Seth comes by eventually, after calling several times from various locations on the streets nearby. “Did you say Lloyd?” he asks. Morris Avenue, I repeat for the fifth or sixth time. How does this guy function, I am beginning to wonder. How does he get anywhere?

He arrives looking more appealing than I remembered. His hair plugs are less noticeable, his hair having been tossed by the wind, and his grin of dentures actually triggers my own smile in return. “Well hello,” I say. “I was beginning to wonder if you'd make it.”

“I was on my way the whole time,” he says.

We are both 53 and this is the first time I've gotten past a third date with anyone from Match. Seth is different. I'm not sure why. My therapist said, “Well, maybe you'll be good for each other. You both have to accept that you are recovering, or in recovery. His is different from yours, but still.”

She had diagnosed me with PTSD but kept going back to her concern about my prior diagnosis of pre-menstrual dysphoric disorder, and whether I shouldn't have a consultation with an OB/GYN along with seeing her, to see if hormone treatment might help. I explained to her that I had been on the pill, a bunch of different versions of it, and they just made me worse, but she kept insisting that medicine might be more advanced now, that there might be more options.

On our first date, I asked Seth whether he would be able to resist, if there was a big pile of cocaine on the table in front of us. “Are you kidding?” he said. “Absolutely not.”

I wasn't surprised by his answer, but I was surprised by what he did next. He leaned forward and touched the creased corners of my eyes, almost like he was fitting me for glasses. “I could get those taken care of,” he said. “See? I had mine done.”

I studied the corners of his eyes and noticed they had an odd puffiness to them, but no creases or wrinkles whatsoever. “Just so I understand, are you offering to pay for me to have plastic surgery on our first date?” I asked.

“Just a little nip and tuck,” he said. “This guy is fantastic, I'm telling you.” He laughed then and added, "That's my middle-aged Jewish guy impression. You're welcome."

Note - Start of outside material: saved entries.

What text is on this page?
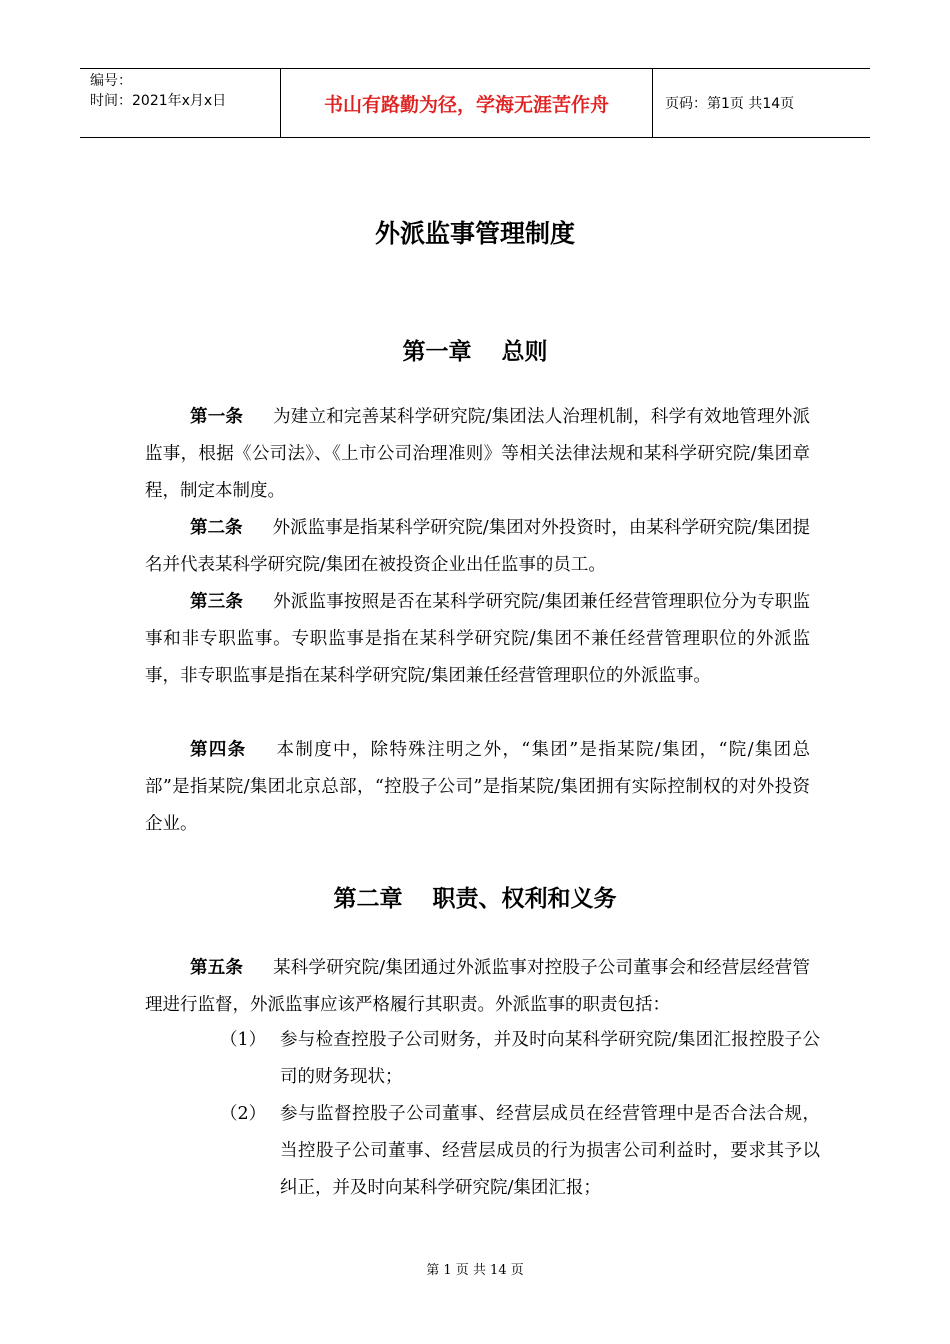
编号：
时间：2021年x月x日	书山有路勤为径，学海无涯苦作舟	页码：第1页 共14页
外派监事管理制度
第一章 总则
第一条 为建立和完善某科学研究院/集团法人治理机制，科学有效地管理外派监事，根据《公司法》、《上市公司治理准则》等相关法律法规和某科学研究院/集团章程，制定本制度。
第二条 外派监事是指某科学研究院/集团对外投资时，由某科学研究院/集团提名并代表某科学研究院/集团在被投资企业出任监事的员工。
第三条 外派监事按照是否在某科学研究院/集团兼任经营管理职位分为专职监事和非专职监事。专职监事是指在某科学研究院/集团不兼任经营管理职位的外派监事，非专职监事是指在某科学研究院/集团兼任经营管理职位的外派监事。
第四条 本制度中，除特殊注明之外，“集团”是指某院/集团，“院/集团总部”是指某院/集团北京总部，“控股子公司”是指某院/集团拥有实际控制权的对外投资企业。
第二章 职责、权利和义务
第五条 某科学研究院/集团通过外派监事对控股子公司董事会和经营层经营管理进行监督，外派监事应该严格履行其职责。外派监事的职责包括：
（1） 参与检查控股子公司财务，并及时向某科学研究院/集团汇报控股子公司的财务现状；
（2） 参与监督控股子公司董事、经营层成员在经营管理中是否合法合规，当控股子公司董事、经营层成员的行为损害公司利益时，要求其予以纠正，并及时向某科学研究院/集团汇报；
第 1 页 共 14 页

Tonight I decide it is time for Seth to see that I am also real. His recent jokes have been focused on how I am some kind of “Save the Whales” type. That is as far as he could get with understanding my description of being a development consultant.

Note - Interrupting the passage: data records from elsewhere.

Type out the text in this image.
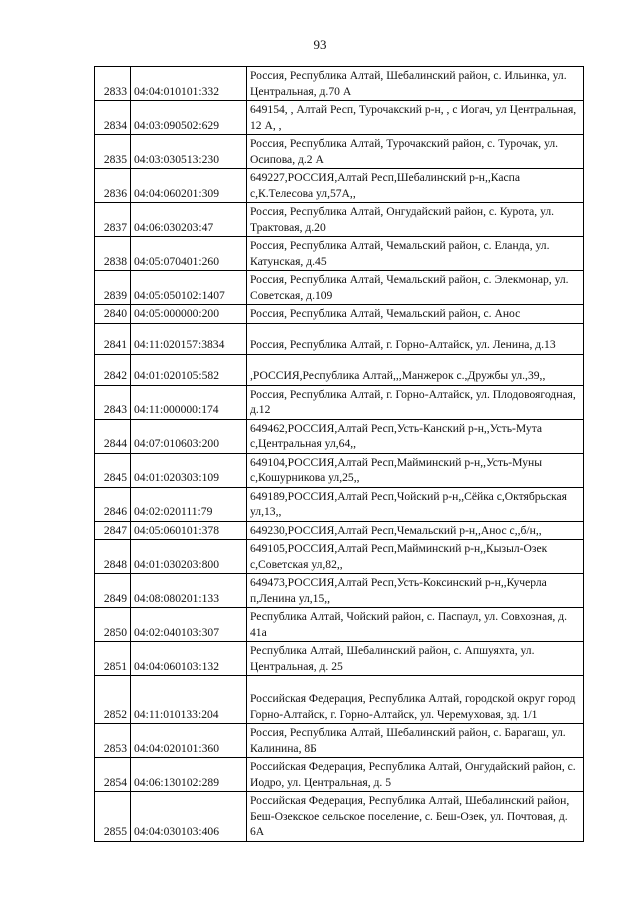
93
2833	04:04:010101:332	Россия, Республика Алтай, Шебалинский район, с. Ильинка, ул. Центральная, д.70 А
2834	04:03:090502:629	649154, , Алтай Респ, Турочакский р-н, , с Иогач, ул Центральная, 12 А, ,
2835	04:03:030513:230	Россия, Республика Алтай, Турочакский район, с. Турочак, ул. Осипова, д.2 А
2836	04:04:060201:309	649227,РОССИЯ,Алтай Респ,Шебалинский р-н,,Каспа с,К.Телесова ул,57А,,
2837	04:06:030203:47	Россия, Республика Алтай, Онгудайский район, с. Курота, ул. Трактовая, д.20
2838	04:05:070401:260	Россия, Республика Алтай, Чемальский район, с. Еланда, ул. Катунская, д.45
2839	04:05:050102:1407	Россия, Республика Алтай, Чемальский район, с. Элекмонар, ул. Советская, д.109
2840	04:05:000000:200	Россия, Республика Алтай, Чемальский район, с. Анос
2841	04:11:020157:3834	Россия, Республика Алтай, г. Горно-Алтайск, ул. Ленина, д.13
2842	04:01:020105:582	,РОССИЯ,Республика Алтай,,,Манжерок с.,Дружбы ул.,39,,
2843	04:11:000000:174	Россия, Республика Алтай, г. Горно-Алтайск, ул. Плодовоягодная, д.12
2844	04:07:010603:200	649462,РОССИЯ,Алтай Респ,Усть-Канский р-н,,Усть-Мута с,Центральная ул,64,,
2845	04:01:020303:109	649104,РОССИЯ,Алтай Респ,Майминский р-н,,Усть-Муны с,Кошурникова ул,25,,
2846	04:02:020111:79	649189,РОССИЯ,Алтай Респ,Чойский р-н,,Сёйка с,Октябрьская ул,13,,
2847	04:05:060101:378	649230,РОССИЯ,Алтай Респ,Чемальский р-н,,Анос с,,б/н,,
2848	04:01:030203:800	649105,РОССИЯ,Алтай Респ,Майминский р-н,,Кызыл-Озек с,Советская ул,82,,
2849	04:08:080201:133	649473,РОССИЯ,Алтай Респ,Усть-Коксинский р-н,,Кучерла п,Ленина ул,15,,
2850	04:02:040103:307	Республика Алтай, Чойский район, с. Паспаул, ул. Совхозная, д. 41а
2851	04:04:060103:132	Республика Алтай, Шебалинский район, с. Апшуяхта, ул. Центральная, д. 25
2852	04:11:010133:204	Российская Федерация, Республика Алтай, городской округ город Горно-Алтайск, г. Горно-Алтайск, ул. Черемуховая, зд. 1/1
2853	04:04:020101:360	Россия, Республика Алтай, Шебалинский район, с. Барагаш, ул. Калинина, 8Б
2854	04:06:130102:289	Российская Федерация, Республика Алтай, Онгудайский район, с. Иодро, ул. Центральная, д. 5
2855	04:04:030103:406	Российская Федерация, Республика Алтай, Шебалинский район, Беш-Озекское сельское поселение, с. Беш-Озек, ул. Почтовая, д. 6А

“I have PTSD,” I say, with odd clarity, after he makes me pasta marinara with seafood.

He raises his eyebrows, his rust hair shifting slightly on his forehead. “Really? What, were you like driving a tank in Iraq or something?”

“Yeah, that's right. I drove a tank,” I say.

After dinner we go to Marcelle's, a new rooftop place on the East Side. After his third gin and tonic, Seth puts his face down on the granite bar. “Is it time to go home yet?” he says. “And by the way, where is home?”

He stays with me in my studio apartment tonight, and when I get up to have a cigarette on the porch, he calls out that he misses me. When I come back in, he pulls me on top of him and says something about wanting a girlfriend, not an automaton. “My wife was very stepford wives-ish,” he says. “You're not like that. You're real.”